Compared to the dump+import combination, the pump tool is more convenient. While mysqlimport requires scripts for multiple files, these scripts are easier to write on Linux.
mysqlpump
This tool is similar to mysqldump but offers improvements:
- Parallel processing
- Better selection of objects to export: dataabses, tables, accounts, procedures, views
- When exporting accounts, it generates account management statements rather than INSERT statements into system tables
- Output compression
- Progress indicators (estimated)
- Allows loading data before creating secondary indexes to speed up the data loading process
Here's an export example:
mysqlpump -h localhost -u"root" -p"123" -P 7799 rap10 table_keywordvalue --extended-insert=103 --compress --default-parallelism=5 --no-create-db --no-create-info --defer-table-indexes --result-file=d:\temp\mysql\pump\p.sql
The export process is fast, taking about 2-3 seconds.

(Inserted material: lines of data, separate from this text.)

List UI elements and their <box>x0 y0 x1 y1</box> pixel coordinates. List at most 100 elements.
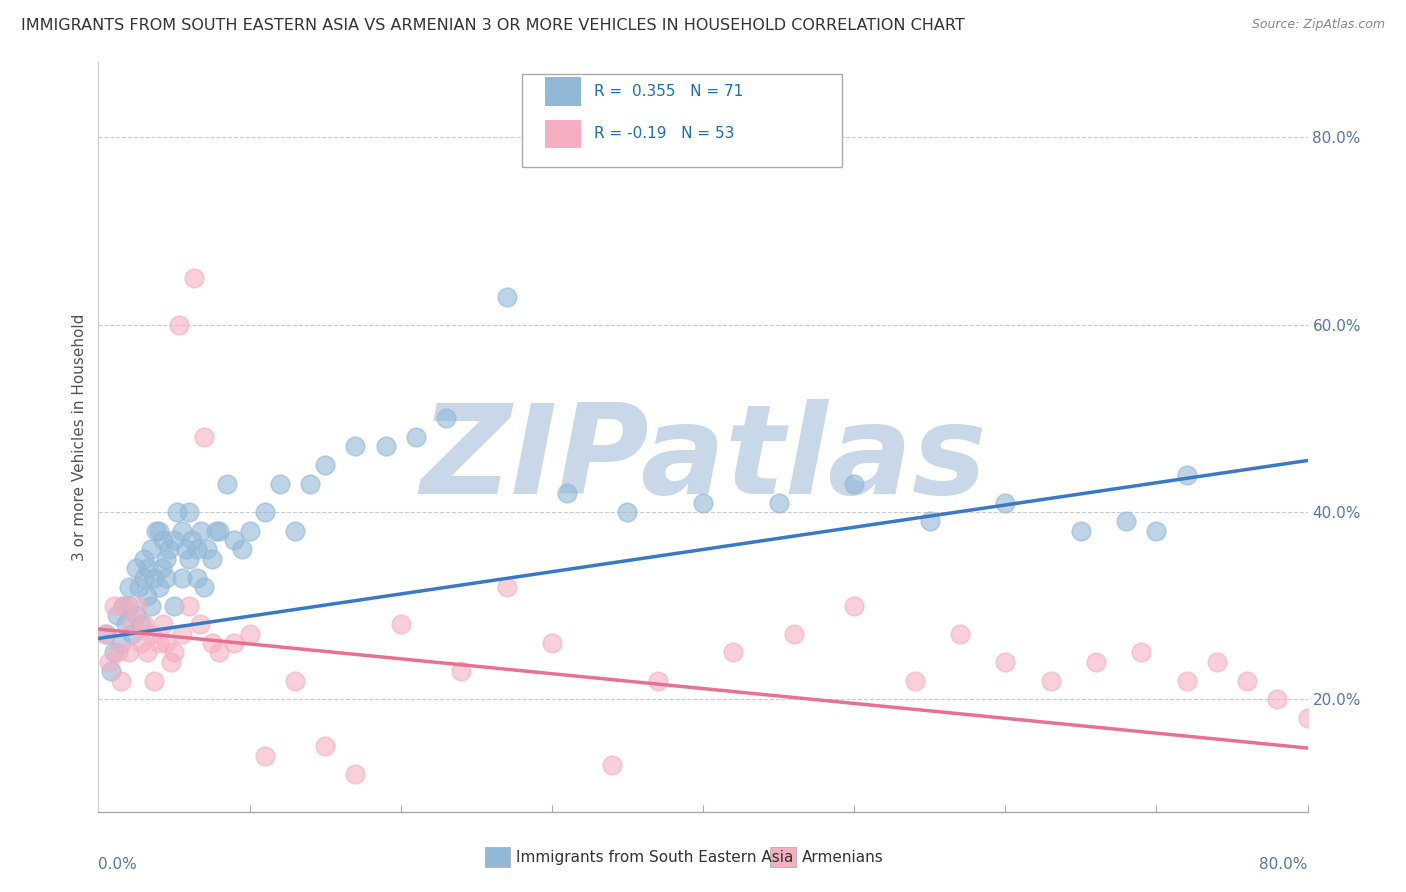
Point <box>616 505 638 519</box>
Point <box>314 458 336 473</box>
Text: Source: ZipAtlas.com: Source: ZipAtlas.com <box>1251 18 1385 31</box>
Point <box>723 646 745 660</box>
Point <box>135 646 157 660</box>
Text: ZIPatlas: ZIPatlas <box>420 399 986 520</box>
Point <box>231 542 253 557</box>
Point <box>110 673 132 688</box>
Point <box>132 617 155 632</box>
Point <box>269 476 291 491</box>
Point <box>253 505 276 519</box>
Point <box>105 608 128 623</box>
Point <box>284 524 307 538</box>
Point <box>1296 711 1319 725</box>
Point <box>135 589 157 603</box>
Point <box>224 636 246 650</box>
Point <box>125 608 148 623</box>
Point <box>284 673 307 688</box>
Point <box>143 673 166 688</box>
Point <box>1144 524 1167 538</box>
Point <box>94 626 117 640</box>
Point <box>205 524 228 538</box>
Point <box>193 430 215 444</box>
Point <box>1175 467 1198 482</box>
Point <box>179 551 201 566</box>
Point <box>152 533 174 547</box>
Point <box>111 599 134 613</box>
Point <box>188 617 211 632</box>
Point <box>145 524 167 538</box>
Point <box>103 599 125 613</box>
Point <box>389 617 412 632</box>
Point <box>163 533 186 547</box>
Point <box>1236 673 1258 688</box>
Point <box>1130 646 1153 660</box>
Point <box>141 599 163 613</box>
Point <box>121 626 143 640</box>
Point <box>118 646 141 660</box>
Point <box>540 636 562 650</box>
Point <box>344 767 367 781</box>
Point <box>299 476 322 491</box>
Point <box>994 496 1017 510</box>
Point <box>186 571 208 585</box>
Text: 0.0%: 0.0% <box>98 856 138 871</box>
Point <box>495 289 517 303</box>
Point <box>170 571 193 585</box>
Point <box>844 599 866 613</box>
Point <box>1115 514 1137 528</box>
Point <box>190 524 212 538</box>
Point <box>163 599 186 613</box>
Point <box>110 636 132 650</box>
Point <box>170 524 193 538</box>
Point <box>783 626 806 640</box>
Point <box>129 636 152 650</box>
Point <box>195 542 218 557</box>
Bar <box>485 847 510 867</box>
Point <box>179 505 201 519</box>
Point <box>166 505 188 519</box>
Point <box>208 646 231 660</box>
Point <box>768 496 790 510</box>
Point <box>155 571 177 585</box>
Point <box>103 646 125 660</box>
Point <box>132 551 155 566</box>
Point <box>692 496 714 510</box>
Point <box>174 542 197 557</box>
Point <box>112 599 135 613</box>
Text: R = -0.19   N = 53: R = -0.19 N = 53 <box>595 127 734 141</box>
FancyBboxPatch shape <box>544 120 581 148</box>
Point <box>186 542 208 557</box>
Point <box>208 524 231 538</box>
FancyBboxPatch shape <box>544 78 581 106</box>
Point <box>450 664 472 679</box>
Point <box>405 430 427 444</box>
Text: 80.0%: 80.0% <box>1260 856 1308 871</box>
Point <box>918 514 941 528</box>
Point <box>94 626 117 640</box>
Bar <box>770 847 796 867</box>
Point <box>141 542 163 557</box>
Point <box>239 524 262 538</box>
Point <box>253 748 276 763</box>
Y-axis label: 3 or more Vehicles in Household: 3 or more Vehicles in Household <box>72 313 87 561</box>
Point <box>100 664 122 679</box>
Point <box>1039 673 1062 688</box>
Point <box>239 626 262 640</box>
Point <box>1070 524 1092 538</box>
Point <box>224 533 246 547</box>
Point <box>183 271 205 285</box>
Point <box>602 758 624 772</box>
Point <box>155 636 177 650</box>
Point <box>141 626 163 640</box>
Text: R =  0.355   N = 71: R = 0.355 N = 71 <box>595 84 744 99</box>
Point <box>132 571 155 585</box>
Point <box>159 542 181 557</box>
Point <box>201 551 224 566</box>
Point <box>98 655 121 669</box>
Point <box>647 673 669 688</box>
Point <box>904 673 927 688</box>
Point <box>495 580 517 594</box>
Point <box>114 617 136 632</box>
Point <box>1085 655 1108 669</box>
Point <box>1175 673 1198 688</box>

The output resembles mysqldump's, though a limitation is that views cannot be excluded.
-- Dump created by MySQL pump utility, version: 8.0.25, Win64 (x86_64)

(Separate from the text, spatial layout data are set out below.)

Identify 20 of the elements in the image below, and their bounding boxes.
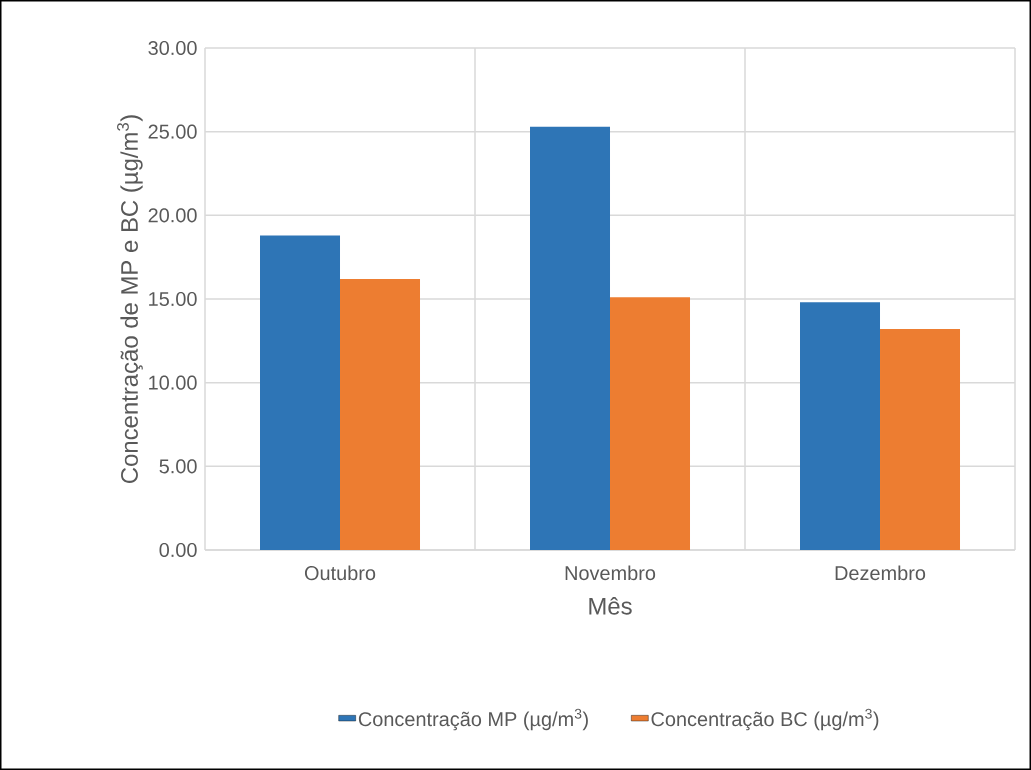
bar xyxy=(800,302,881,550)
y-tick-label: 15.00 xyxy=(149,291,197,307)
x-tick-label: Novembro xyxy=(565,565,656,581)
y-tick-label: 20.00 xyxy=(148,208,197,223)
y-tick-label: 10.00 xyxy=(149,375,197,390)
bar xyxy=(610,297,690,550)
y-tick-label: 0.00 xyxy=(159,542,197,558)
bar xyxy=(260,235,340,550)
legend-label: Concentração BC (µg/m$^{3}$) xyxy=(651,708,879,731)
bar xyxy=(530,126,610,550)
x-axis-title: Mês xyxy=(589,596,632,615)
legend-label: Concentração MP (µg/m$^{3}$) xyxy=(358,708,588,731)
x-tick-label: Outubro xyxy=(304,565,376,581)
bar xyxy=(880,329,961,550)
y-tick-label: 25.00 xyxy=(148,124,197,139)
bar xyxy=(340,278,420,550)
x-tick-label: Dezembro xyxy=(835,565,926,581)
y-tick-label: 30.00 xyxy=(148,40,197,56)
y-axis-title: Concentração de MP e BC (µg/m$^{3}$) xyxy=(117,115,143,483)
y-tick-label: 5.00 xyxy=(159,459,197,474)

-- Dump start time: Thu Sep 16 23:05:53 2021
-- Server version: 8.0.25
SET @OLD_UNIQUE_CHECKS=@@UNIQUE_CHECKS, UNIQUE_CHECKS=0;
SET @OLD_FOREIGN_KEY_CHECKS=@@FOREIGN_KEY_CHECKS, FOREIGN_KEY_CHECKS=0;
SET @OLD_SQL_MODE=@@SQL_MODE;
SET SQL_MODE="NO_AUTO_VALUE_ON_ZERO";
SET @@SESSION.SQL_LOG_BIN= 0;
SET @OLD_TIME_ZONE=@@TIME_ZONE;
SET TIME_ZONE='+00:00';
SET @OLD_CHARACTER_SET_CLIENT=@@CHARACTER_SET_CLIENT;
SET @OLD_CHARACTER_SET_RESULTS=@@CHARACTER_SET_RESULTS;
SET @OLD_COLLATION_CONNECTION=@@COLLATION_CONNECTION;
SET NAMES utf8mb4;
INSERT INTO xxxxxxxxxxx
....
...
-- View creation statements
..... (omitted for brevity)
SET TIME_ZONE=@OLD_TIME_ZONE;
SET CHARACTER_SET_CLIENT=@OLD_CHARACTER_SET_CLIENT;
SET CHARACTER_SET_RESULTS=@OLD_CHARACTER_SET_RESULTS;
SET COLLATION_CONNECTION=@OLD_COLLATION_CONNECTION;
SET FOREIGN_KEY_CHECKS=@OLD_FOREIGN_KEY_CHECKS;
SET UNIQUE_CHECKS=@OLD_UNIQUE_CHECKS;
SET SQL_MODE=@OLD_SQL_MODE;
Several parameters can enhance performance, depending on your environment:
- compress
- extended-insert
- default-parallelism
An example for importing data will be provided later.
Comparing these tools, MySQL still has some catching up to do with Oracle. Oracle offers nearly perfect logical backup and recovery tools like expdp and impdp, while MySQL (at least with its built-in tools) hasn't reached that level yet.